Prior, who scored 71 in the first innings, demonstrated his value again at number seven.
Genuine quality
His second 50 took only 42 balls, including a pulled six off Suresh Raina’s occasional off-spin. Broad, who recorded his highest test score of 169 in last year’s Lord’s test against Pakistan, also played an innings of genuine quality with one dazzling off-drive to the boundary.
The pair scored at just under a run a ball although India were merely going through the motions in the latter stages of the partnership as they waited for the declaration.
Dhoni was reduced to bowling himself for the third time in the match, while Dravid donned the wicketkeeper’s gloves and pads, in partnership with Raina to a widespread field.
It was Prior’s third test century at Lord’s and his second this year. He has now scored more runs than any other English wicketkeeper at the home of world cricket.
Ishant Sharma, who conceded 128 runs without taking a wicket in England’s first innings, rocked England in the morning session with three wickets in 16 balls to reduce the home side to 62 for five.
The loose-limbed paceman, his long black hair flopping in the sunlight, dismissed Kevin Pietersen (1), Ian Bell (0) and Jonathan Trott (22). He followed up with the wicket of Eoin Morgan (19) after the interval.
Pietersen, England’s first innings hero with an unbeaten 202, edged a steepling delivery to Mahendra Singh Dhoni behind the stumps. The same combination accounted for Bell in the same over, nibbling fatally outside the off stump.
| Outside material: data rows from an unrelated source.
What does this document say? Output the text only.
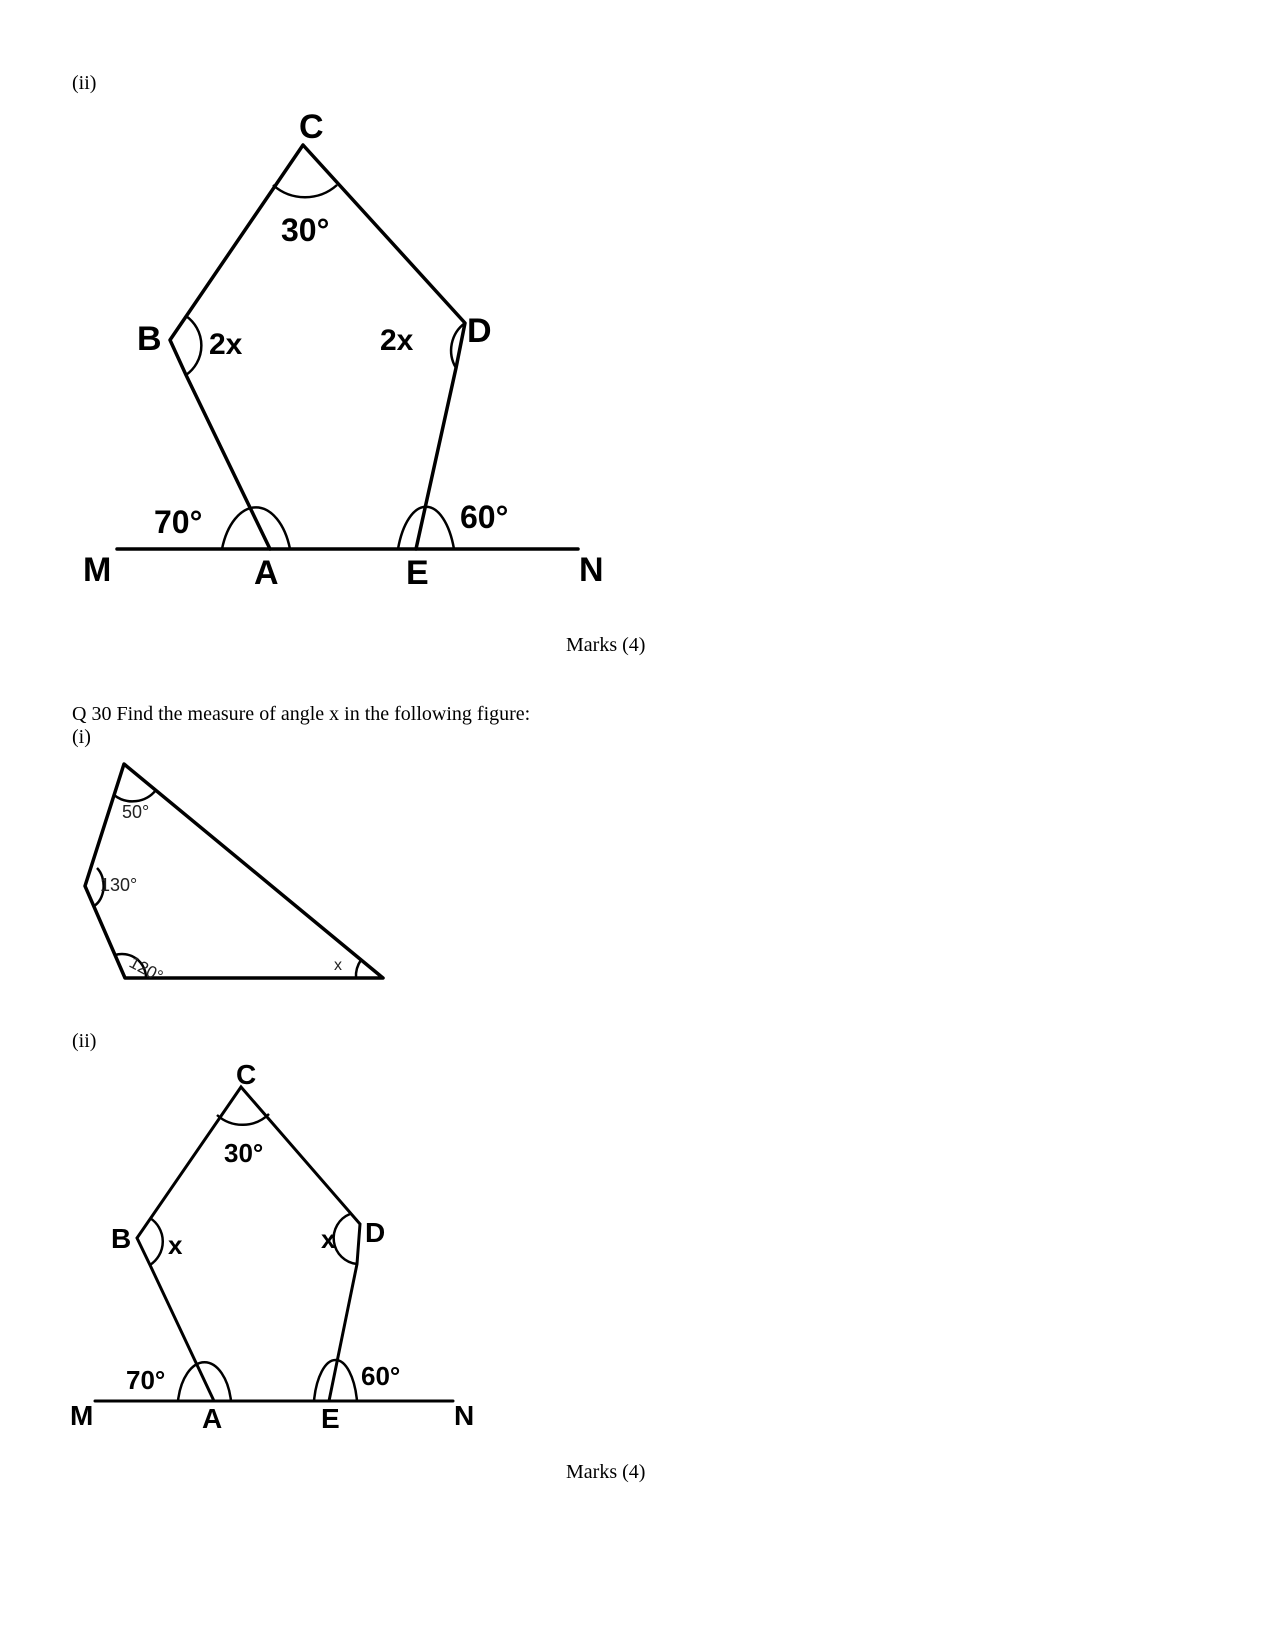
(ii)
C
B	D
M	A	E	N
30°
2x	2x
70°	60°
Marks (4)
Q 30 Find the measure of angle x in the following figure:
(i)
50°
130°
120°	x
(ii)
C
B	D
M	A	E	N
30°
x	x
70°	60°
Marks (4)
Dhoni did not call on Sharma until 11 overs had been bowled after the lunch interval when he accounted for Morgan for 19, caught by Gambhir diving forward at mid-wicket after he failed to get hold of a pull shot. Sharma said he had told Dhoni at lunch that he would like a rest after bowling 11 overs in a row.
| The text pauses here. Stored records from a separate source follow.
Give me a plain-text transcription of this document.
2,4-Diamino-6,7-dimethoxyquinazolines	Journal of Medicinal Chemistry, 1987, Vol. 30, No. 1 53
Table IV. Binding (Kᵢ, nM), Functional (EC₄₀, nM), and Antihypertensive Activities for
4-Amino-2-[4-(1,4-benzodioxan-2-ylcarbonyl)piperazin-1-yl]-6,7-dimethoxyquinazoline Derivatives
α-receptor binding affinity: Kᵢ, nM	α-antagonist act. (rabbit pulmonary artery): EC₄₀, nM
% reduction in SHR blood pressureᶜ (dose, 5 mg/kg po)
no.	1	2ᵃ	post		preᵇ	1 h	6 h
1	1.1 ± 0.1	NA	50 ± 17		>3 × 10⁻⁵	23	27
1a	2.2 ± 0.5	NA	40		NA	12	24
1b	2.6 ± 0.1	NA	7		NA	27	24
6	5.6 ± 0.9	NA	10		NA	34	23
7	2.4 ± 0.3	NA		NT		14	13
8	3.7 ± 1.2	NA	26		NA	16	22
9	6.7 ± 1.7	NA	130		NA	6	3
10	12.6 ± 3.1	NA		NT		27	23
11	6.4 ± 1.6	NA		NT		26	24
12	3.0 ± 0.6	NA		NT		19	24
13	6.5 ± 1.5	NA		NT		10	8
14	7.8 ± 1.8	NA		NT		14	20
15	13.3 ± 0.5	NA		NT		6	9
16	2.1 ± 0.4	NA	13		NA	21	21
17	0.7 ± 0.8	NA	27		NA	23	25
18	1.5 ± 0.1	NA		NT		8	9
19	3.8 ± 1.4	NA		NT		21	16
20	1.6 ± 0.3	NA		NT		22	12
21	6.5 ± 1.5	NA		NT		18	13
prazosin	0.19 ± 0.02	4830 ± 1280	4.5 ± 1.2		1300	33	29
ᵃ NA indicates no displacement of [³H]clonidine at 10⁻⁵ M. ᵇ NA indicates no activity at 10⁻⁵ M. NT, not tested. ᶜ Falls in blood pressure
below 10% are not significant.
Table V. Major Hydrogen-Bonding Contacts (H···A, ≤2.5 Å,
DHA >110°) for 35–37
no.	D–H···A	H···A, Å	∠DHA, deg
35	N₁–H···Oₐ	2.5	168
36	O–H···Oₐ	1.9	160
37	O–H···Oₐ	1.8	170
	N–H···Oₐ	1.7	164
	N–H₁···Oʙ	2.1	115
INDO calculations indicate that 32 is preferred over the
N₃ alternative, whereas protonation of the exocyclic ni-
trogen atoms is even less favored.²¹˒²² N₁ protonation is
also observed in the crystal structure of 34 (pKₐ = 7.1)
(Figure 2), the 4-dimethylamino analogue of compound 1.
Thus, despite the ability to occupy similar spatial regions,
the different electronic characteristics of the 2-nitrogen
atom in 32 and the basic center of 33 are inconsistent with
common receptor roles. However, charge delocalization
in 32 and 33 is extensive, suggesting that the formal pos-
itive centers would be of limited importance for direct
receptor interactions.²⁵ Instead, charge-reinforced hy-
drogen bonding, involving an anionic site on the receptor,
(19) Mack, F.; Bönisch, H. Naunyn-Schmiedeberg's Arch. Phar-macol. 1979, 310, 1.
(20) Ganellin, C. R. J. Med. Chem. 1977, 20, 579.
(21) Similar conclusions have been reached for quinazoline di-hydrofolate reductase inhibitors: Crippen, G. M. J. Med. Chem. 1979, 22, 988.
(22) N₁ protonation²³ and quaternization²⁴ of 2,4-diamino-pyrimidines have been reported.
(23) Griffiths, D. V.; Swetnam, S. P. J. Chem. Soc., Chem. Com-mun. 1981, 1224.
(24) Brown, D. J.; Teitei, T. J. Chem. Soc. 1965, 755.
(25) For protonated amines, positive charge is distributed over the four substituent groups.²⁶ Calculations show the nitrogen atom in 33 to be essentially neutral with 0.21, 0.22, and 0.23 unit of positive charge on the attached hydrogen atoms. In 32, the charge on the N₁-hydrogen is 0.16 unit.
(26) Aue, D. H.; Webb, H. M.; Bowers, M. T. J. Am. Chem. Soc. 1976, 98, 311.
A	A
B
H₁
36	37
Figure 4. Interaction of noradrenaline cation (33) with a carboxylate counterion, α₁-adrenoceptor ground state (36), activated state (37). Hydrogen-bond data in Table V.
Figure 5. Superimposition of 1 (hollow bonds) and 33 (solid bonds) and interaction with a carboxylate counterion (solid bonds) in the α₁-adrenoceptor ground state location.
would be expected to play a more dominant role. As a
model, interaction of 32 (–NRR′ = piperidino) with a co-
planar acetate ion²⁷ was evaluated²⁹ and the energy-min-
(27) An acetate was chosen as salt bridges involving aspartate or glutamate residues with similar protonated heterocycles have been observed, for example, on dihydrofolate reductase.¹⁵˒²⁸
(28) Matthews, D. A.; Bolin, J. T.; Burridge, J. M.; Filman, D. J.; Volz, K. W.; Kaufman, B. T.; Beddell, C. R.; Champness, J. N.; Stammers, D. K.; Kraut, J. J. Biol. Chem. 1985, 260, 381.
Broad, who took four for 37 in India’s first innings, struck with the third ball of his first over on Sunday evening, bowling Abhinav Mukund (12) for the second time in the match. On both occasions the batsman dragged the ball on to this stumps.
Dravid continued where he had left off in his undefeated 103 in the first innings to reach 34 not out with adroit footwork to negate any threat from England’s only spinner Graeme Swann. Vangipurappu Laxman, who stroked Chris Tremlett for three successive boundaries, was on 32.